After gaining community concurrence with these products, the CCITP Program executed the criterion-referenced test development (CRTD) process. This includes 1) leveraging community Subject Matter Experts (SMEs) to develop, review, and validate exam questions; 2) compiling, formatting, and publishing exam questions in pilot exam forms; 3) recruiting C-InT workforce volunteers to take the pilot exams; 4) conducting a psychometric analysis to score each exam, identify the best exam questions, and generate final exam forms; and 5) working with community SMEs to establish each exam’s passing score.
Finally, after executing the CRTD process, the CCITP Program engaged with community SMEs to establish the CCITP Program’s certification requirements. This includes working with SMEs to establish the following certification requirements:
- Eligibility (i.e., Who can participate in the CCITP Program?)
- Pre-requisites (i.e., What must candidates do prior to sitting for the exam?)

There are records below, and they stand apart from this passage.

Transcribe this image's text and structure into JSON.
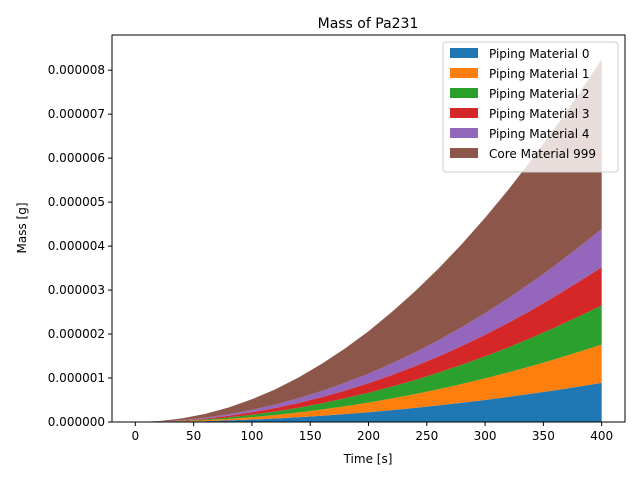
{
  "chart_data": {
    "type": "area",
    "stacked": true,
    "title": "Mass of Pa231",
    "xlabel": "Time [s]",
    "ylabel": "Mass [g]",
    "xlim": [
      -20,
      420
    ],
    "ylim": [
      0,
      8.8e-06
    ],
    "x": [
      0,
      20,
      40,
      60,
      80,
      100,
      120,
      140,
      160,
      180,
      200,
      220,
      240,
      260,
      280,
      300,
      320,
      340,
      360,
      380,
      400
    ],
    "x_ticks": [
      0,
      50,
      100,
      150,
      200,
      250,
      300,
      350,
      400
    ],
    "x_tick_labels": [
      "0",
      "50",
      "100",
      "150",
      "200",
      "250",
      "300",
      "350",
      "400"
    ],
    "y_ticks": [
      0,
      1e-06,
      2e-06,
      3e-06,
      4e-06,
      5e-06,
      6e-06,
      7e-06,
      8e-06
    ],
    "y_tick_labels": [
      "0.000000",
      "0.000001",
      "0.000002",
      "0.000003",
      "0.000004",
      "0.000005",
      "0.000006",
      "0.000007",
      "0.000008"
    ],
    "legend": "top-right",
    "series": [
      {
        "name": "Piping Material 0",
        "color": "#1f77b4",
        "values": [
          0,
          2.23e-09,
          8.9e-09,
          2e-08,
          3.57e-08,
          5.57e-08,
          8.02e-08,
          1.09e-07,
          1.43e-07,
          1.81e-07,
          2.23e-07,
          2.7e-07,
          3.21e-07,
          3.77e-07,
          4.37e-07,
          5.01e-07,
          5.7e-07,
          6.44e-07,
          7.22e-07,
          8.04e-07,
          8.9e-07
        ]
      },
      {
        "name": "Piping Material 1",
        "color": "#ff7f0e",
        "values": [
          0,
          2.18e-09,
          8.7e-09,
          1.96e-08,
          3.49e-08,
          5.45e-08,
          7.85e-08,
          1.07e-07,
          1.4e-07,
          1.77e-07,
          2.18e-07,
          2.64e-07,
          3.14e-07,
          3.68e-07,
          4.27e-07,
          4.91e-07,
          5.58e-07,
          6.3e-07,
          7.06e-07,
          7.87e-07,
          8.7e-07
        ]
      },
      {
        "name": "Piping Material 2",
        "color": "#2ca02c",
        "values": [
          0,
          2.23e-09,
          8.9e-09,
          2e-08,
          3.57e-08,
          5.57e-08,
          8.02e-08,
          1.09e-07,
          1.43e-07,
          1.81e-07,
          2.23e-07,
          2.7e-07,
          3.21e-07,
          3.77e-07,
          4.37e-07,
          5.01e-07,
          5.7e-07,
          6.44e-07,
          7.22e-07,
          8.04e-07,
          8.9e-07
        ]
      },
      {
        "name": "Piping Material 3",
        "color": "#d62728",
        "values": [
          0,
          2.18e-09,
          8.7e-09,
          1.96e-08,
          3.49e-08,
          5.45e-08,
          7.85e-08,
          1.07e-07,
          1.4e-07,
          1.77e-07,
          2.18e-07,
          2.64e-07,
          3.14e-07,
          3.68e-07,
          4.27e-07,
          4.91e-07,
          5.58e-07,
          6.3e-07,
          7.06e-07,
          7.87e-07,
          8.7e-07
        ]
      },
      {
        "name": "Piping Material 4",
        "color": "#9467bd",
        "values": [
          0,
          2.18e-09,
          8.7e-09,
          1.96e-08,
          3.49e-08,
          5.45e-08,
          7.85e-08,
          1.07e-07,
          1.4e-07,
          1.77e-07,
          2.18e-07,
          2.64e-07,
          3.14e-07,
          3.68e-07,
          4.27e-07,
          4.91e-07,
          5.58e-07,
          6.3e-07,
          7.06e-07,
          7.87e-07,
          8.7e-07
        ]
      },
      {
        "name": "Core Material 999",
        "color": "#8c564b",
        "values": [
          0,
          9.65e-09,
          3.86e-08,
          8.69e-08,
          1.54e-07,
          2.41e-07,
          3.47e-07,
          4.73e-07,
          6.18e-07,
          7.82e-07,
          9.65e-07,
          1.17e-06,
          1.39e-06,
          1.63e-06,
          1.89e-06,
          2.17e-06,
          2.47e-06,
          2.79e-06,
          3.13e-06,
          3.48e-06,
          3.86e-06
        ]
      }
    ]
  }
}
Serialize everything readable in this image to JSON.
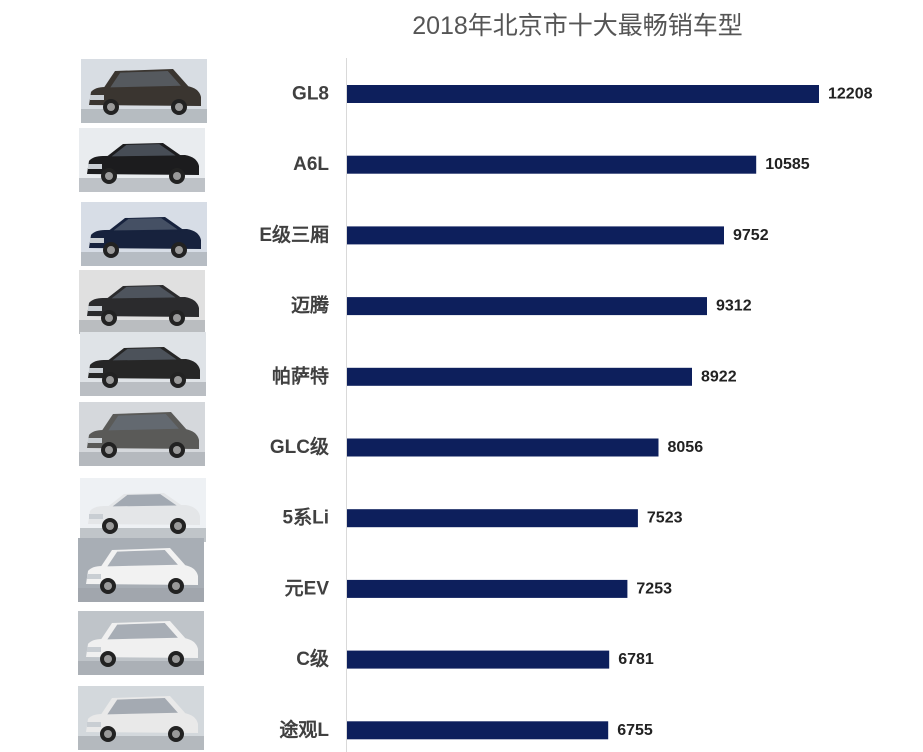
{
  "chart_data": {
    "type": "bar",
    "orientation": "horizontal",
    "title": "2018年北京市十大最畅销车型",
    "categories": [
      "GL8",
      "A6L",
      "E级三厢",
      "迈腾",
      "帕萨特",
      "GLC级",
      "5系Li",
      "元EV",
      "C级",
      "途观L"
    ],
    "values": [
      12208,
      10585,
      9752,
      9312,
      8922,
      8056,
      7523,
      7253,
      6781,
      6755
    ],
    "bar_color": "#0d1f5c",
    "data_labels": true,
    "grid": false,
    "legend": "none"
  },
  "thumbnails": [
    {
      "icon": "minivan-photo-icon",
      "body": "#3a3530",
      "bg": "#d8dde3"
    },
    {
      "icon": "sedan-photo-icon",
      "body": "#1c1c1e",
      "bg": "#e9ecef"
    },
    {
      "icon": "sedan-photo-icon",
      "body": "#17223d",
      "bg": "#d7dde6"
    },
    {
      "icon": "sedan-photo-icon",
      "body": "#2b2b2d",
      "bg": "#e0e0e0"
    },
    {
      "icon": "sedan-photo-icon",
      "body": "#262626",
      "bg": "#dfe3e7"
    },
    {
      "icon": "suv-photo-icon",
      "body": "#5a5a58",
      "bg": "#d5d8dc"
    },
    {
      "icon": "sedan-photo-icon",
      "body": "#e4e6e8",
      "bg": "#eef1f4"
    },
    {
      "icon": "suv-photo-icon",
      "body": "#f2f2f2",
      "bg": "#a8aeb5"
    },
    {
      "icon": "wagon-photo-icon",
      "body": "#f0f0f0",
      "bg": "#bfc4c9"
    },
    {
      "icon": "suv-photo-icon",
      "body": "#e9e9e9",
      "bg": "#d3d8dc"
    }
  ]
}
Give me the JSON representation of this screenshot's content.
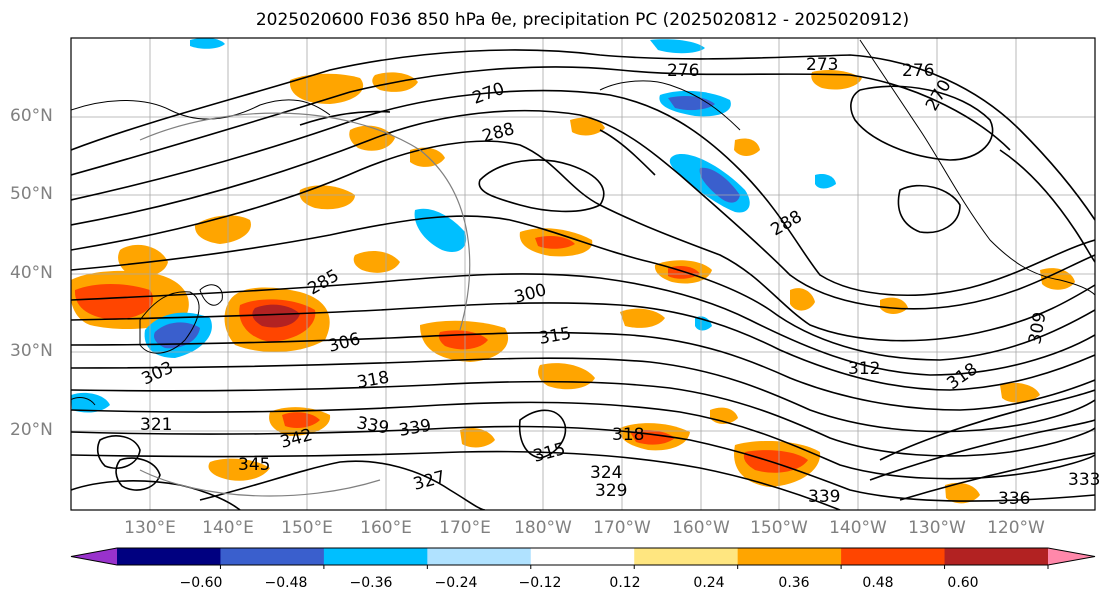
{
  "title": "2025020600 F036 850 hPa θe, precipitation PC (2025020812 - 2025020912)",
  "lat_labels": [
    "60°N",
    "50°N",
    "40°N",
    "30°N",
    "20°N"
  ],
  "lon_labels": [
    "130°E",
    "140°E",
    "150°E",
    "160°E",
    "170°E",
    "180°W",
    "170°W",
    "160°W",
    "150°W",
    "140°W",
    "130°W",
    "120°W"
  ],
  "contour_labels": [
    "276",
    "273",
    "276",
    "270",
    "270",
    "288",
    "288",
    "285",
    "300",
    "306",
    "303",
    "315",
    "318",
    "312",
    "318",
    "321",
    "339",
    "339",
    "342",
    "345",
    "315",
    "318",
    "324",
    "327",
    "329",
    "339",
    "336",
    "333",
    "309"
  ],
  "colorbar": {
    "ticks": [
      "−0.60",
      "−0.48",
      "−0.36",
      "−0.24",
      "−0.12",
      "0.12",
      "0.24",
      "0.36",
      "0.48",
      "0.60"
    ],
    "colors": [
      "#9932cc",
      "#000080",
      "#3a5fcd",
      "#00bfff",
      "#b0e2ff",
      "#ffffff",
      "#ffe680",
      "#ffa500",
      "#ff4500",
      "#b22222",
      "#ff88aa"
    ]
  }
}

- Maintenance Cycle (i.e., How long is the certification valid?)
- Maintenance Requirements (i.e., What must individuals do to keep their certification valid?)
The CCITP-F measures and assesses whether an individual has the requisite knowledge and skills annotated in the CCITP-Essential Body of Knowledge to perform the tasks outlined in the CCITP-Essential Body of Work. The CCITP-F was designed with a target population of those personnel working directly in a C-InT program; however, because each program is unique with different needs and constraints, the CCITP-F is open to anyone who works within or is affiliated with a C-InT Program, as determined by each organization’s Program Manager. The examination measures acceptable performance across five (5) topic areas:
- Topic Area 1: Policy and Directives - 25%
- Topic Area 2: Social and Behavior Science - 10%
- Topic Area 3: Researching - 30%
- Topic Areas 4 & 5: Synthesis & Tools and Methods - 35%
The CCITP-A establishes a common standard of analytic tradecraft of all who serve and support the Counter-Insider Threat (C-InT) capability; it focuses on the analysis of C-InT information and development of mitigation recommendations. The CCITP-A measures and assesses whether an individual has the requisite knowledge and skills annotated in the CCITP-Essential Body of Knowledge to perform the tasks outlined in the CCITP-Essential Body of Work. The CCITP-A was designed for the target population of those personnel working directly in a C-InT program and performing analysis functions. The examination measures acceptable performance across six (6) topic areas:
- Topic Area 1: Policy and Directives - 20%
- Topic Area 2:Social and Behavior Science - 10%
- Topic Area 3: Researching - 20%
- Topic Areas 4 & 5: Synthesis & Tools and Methods - 35%
- Topic Area 6: Vulnerabilities Assessment and Management - 15%
The table below displays the exam and program statistics for CCITP-F and CCITP-A. These statistics are current as of October 2022.
|Total Number of Attempts
|Total Number of Active Certificants
The Counter-Insider Threat Professional Certification Program (CCITP) is operated by the CCITP Program Management Office (CCITP PMO) under the oversight of the Office of the Under Secretary of Defense for Intelligence and Security Human Capital Management Office (OUSD(I&S)/HCMO). The CCITP PMO coordinates activities and execution of the program with the National Insider Threat Task Force (NITTF).